Using Python, Pandas, Scikit-learn, and Bokeh I will explore detailed quarterly balance sheet data for all deposit-taking U.S banks for the years 1992 through 2015. I will assess the statistical support for Zipf's Law as a model for the upper tail of the bank size distribution and study how the upper tail of this distribution has evolved over the last 25 years.

Using Python, Pandas, Scikit-learn and Bokeh I will explore a 5+ GB data set of publicly available balance sheet data covering all Federal Deposit Insurance Corporation (FDIC) regulated U.S. banks from Q1 1992 through Q4 2015. The objective will be to understand how to measure the size of a bank and to model the distribution of bank size.

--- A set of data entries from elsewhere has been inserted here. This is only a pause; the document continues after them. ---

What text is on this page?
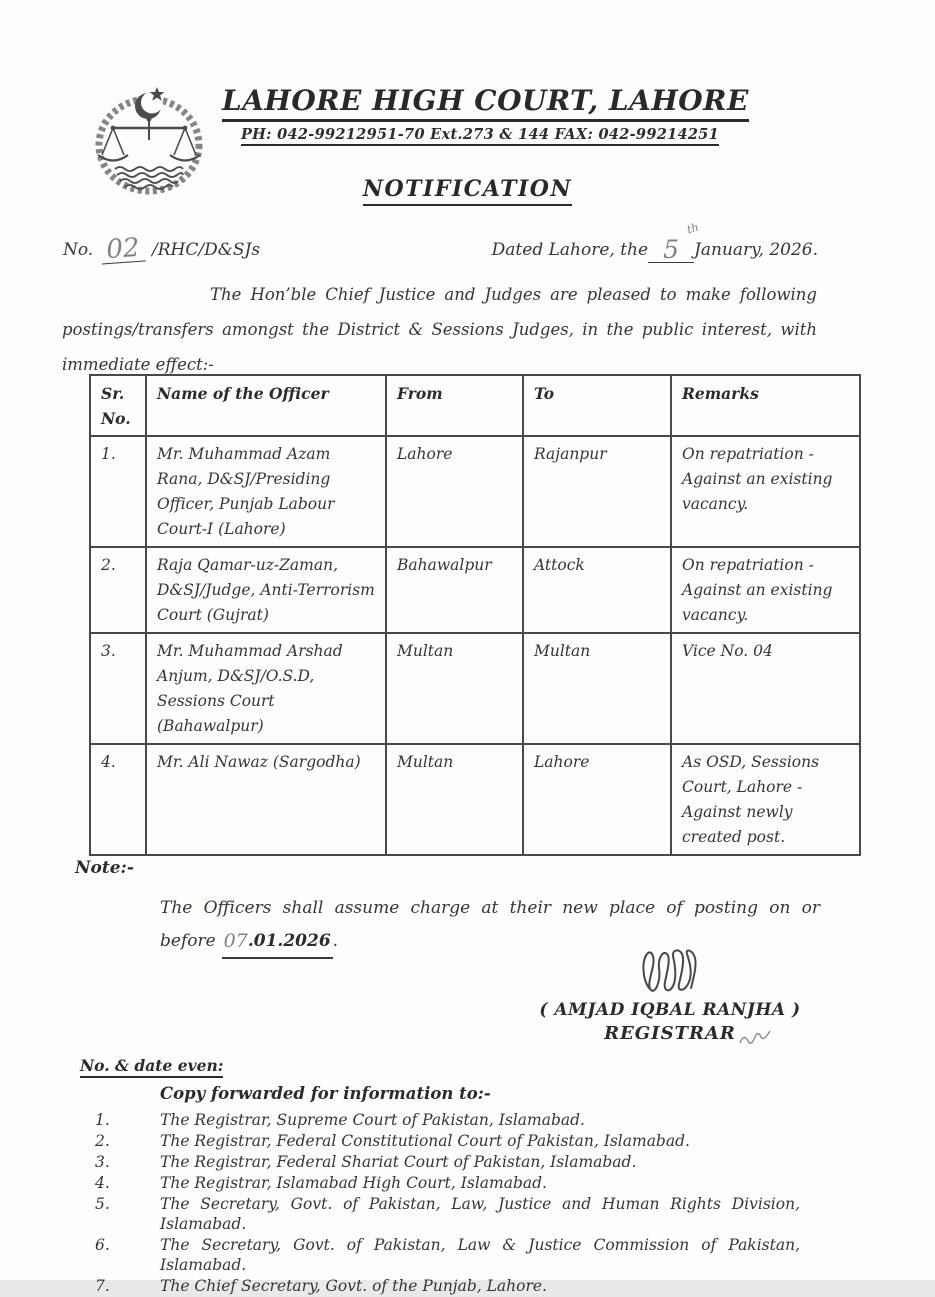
LAHORE HIGH COURT, LAHORE
PH: 042-99212951-70 Ext.273 & 144 FAX: 042-99214251
NOTIFICATION
No. 02 /RHC/D&SJs	Dated Lahore, the 5
th
January, 2026.
The Hon’ble Chief Justice and Judges are pleased to make following postings/transfers amongst the District & Sessions Judges, in the public interest, with immediate effect:-
Sr. No.	Name of the Officer	From	To	Remarks
1.	Mr. Muhammad Azam Rana, D&SJ/Presiding Officer, Punjab Labour Court-I (Lahore)	Lahore	Rajanpur	On repatriation - Against an existing vacancy.
2.	Raja Qamar-uz-Zaman, D&SJ/Judge, Anti-Terrorism Court (Gujrat)	Bahawalpur	Attock	On repatriation - Against an existing vacancy.
3.	Mr. Muhammad Arshad Anjum, D&SJ/O.S.D, Sessions Court (Bahawalpur)	Multan	Multan	Vice No. 04
4.	Mr. Ali Nawaz (Sargodha)	Multan	Lahore	As OSD, Sessions Court, Lahore - Against newly created post.
Note:-
The Officers shall assume charge at their new place of posting on or
before 07.01.2026 .
( AMJAD IQBAL RANJHA )
REGISTRAR
No. & date even:
Copy forwarded for information to:-
1.	The Registrar, Supreme Court of Pakistan, Islamabad.
2.	The Registrar, Federal Constitutional Court of Pakistan, Islamabad.
3.	The Registrar, Federal Shariat Court of Pakistan, Islamabad.
4.	The Registrar, Islamabad High Court, Islamabad.
5.	The Secretary, Govt. of Pakistan, Law, Justice and Human Rights Division, Islamabad.
6.	The Secretary, Govt. of Pakistan, Law & Justice Commission of Pakistan, Islamabad.
7.	The Chief Secretary, Govt. of the Punjab, Lahore.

Specifically, I will develop a few different measures of bank size and then I will assess the statistical support for Zipf's Law (i.e., a the power law distribution with a scaling exponent of roughly α=2) as an appropriate model for the upper tail of the size distribution of U.S. banks. Although I will find statistically significant departures from Zipf's Law for most measures of bank size in most years, a power law distribution with α = 1.9 out performs other plausible heavy-tailed alternative distributions.

If there is time, I may discuss some possible policy implications suggested by the data analysis that I have done so far.